Jede Regierung ist zu tadeln, welche die Einsichten ihres Zeitalters nicht kennt oder verschmäht. Von dieser Seite aber ist die Preussische Gesetzgebung gewiß keinem Vorwurf ausgesetzt. Die Stimme nicht blos der eigenen Geschäftsmänner, sondern aller Deutschen Gelehrten[72], ist aufgerufen und gehört worden, und jeder unbefangene Beobachter wird einräumen, daß, was gethan und unterlassen worden ist, dem Sinn und der Einsicht des Zeitalters vollkommen[93] entsprach. Selbst die bedeutendste Stimme, welche sich gleichzeitig dagegen erhoben hat[73], beweist mehr für als wider diese Behauptung. Ich verkenne nicht, wie viel treffliches in Schlossers Ansichten und Urtheilen enthalten ist, allein das beste darin betrifft den allgemeinen politischen Character unsrer Zeiten, und mit den eigenthümlichen Bedürfnissen des bürgerlichen Rechts war er selbst keineswegs im reinen.

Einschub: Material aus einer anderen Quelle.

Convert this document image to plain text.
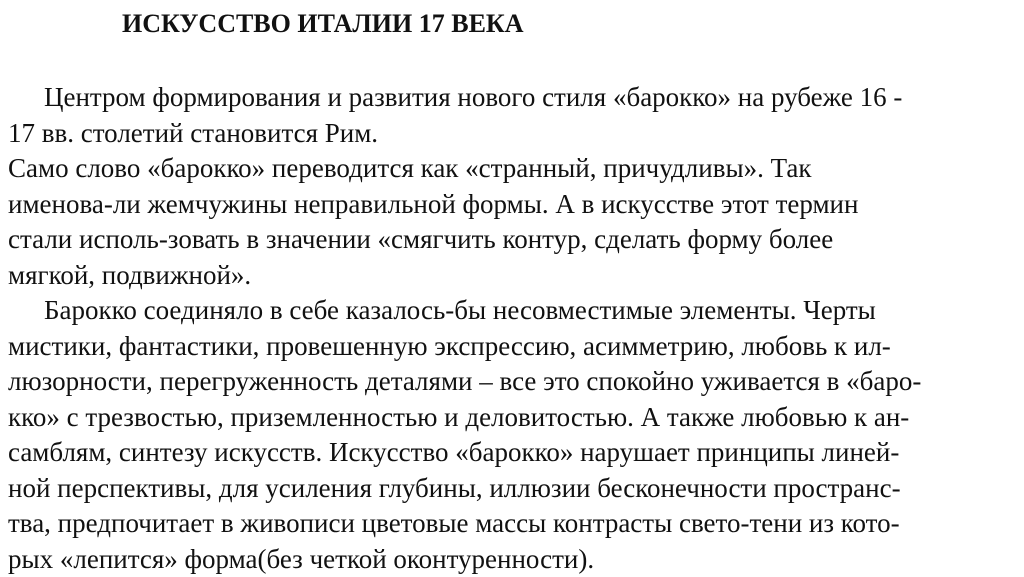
ИСКУССТВО ИТАЛИИ 17 ВЕКА
Центром формирования и развития нового стиля «барокко» на рубеже 16 -
17 вв. столетий становится Рим.
Само слово «барокко» переводится как «странный, причудливы». Так
именова-ли жемчужины неправильной формы. А в искусстве этот термин
стали исполь-зовать в значении «смягчить контур, сделать форму более
мягкой, подвижной».
Барокко соединяло в себе казалось-бы несовместимые элементы. Черты
мистики, фантастики, провешенную экспрессию, асимметрию, любовь к ил-
люзорности, перегруженность деталями – все это спокойно уживается в «баро-
кко» с трезвостью, приземленностью и деловитостью. А также любовью к ан-
самблям, синтезу искусств. Искусство «барокко» нарушает принципы линей-
ной перспективы, для усиления глубины, иллюзии бесконечности пространс-
тва, предпочитает в живописи цветовые массы контрасты свето-тени из кото-
рых «лепится» форма(без четкой оконтуренности).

Dieses erhellt theils aus der von ihm entworfenen Einleitung eines Gesetzbuchs[74], theils und noch weit mehr aus seinem Plan, das corpus juris auf ein caput mortuum eigentlicher Gesetze von weniger als zehn Bogen zu reduciren[75]. Daß es ihm an Sinn für das rechte nicht fehlte, zeigt sein geistreicher und durchaus vortrefflicher Aufsatz über das Studium des reinen Römischen Rechts[76].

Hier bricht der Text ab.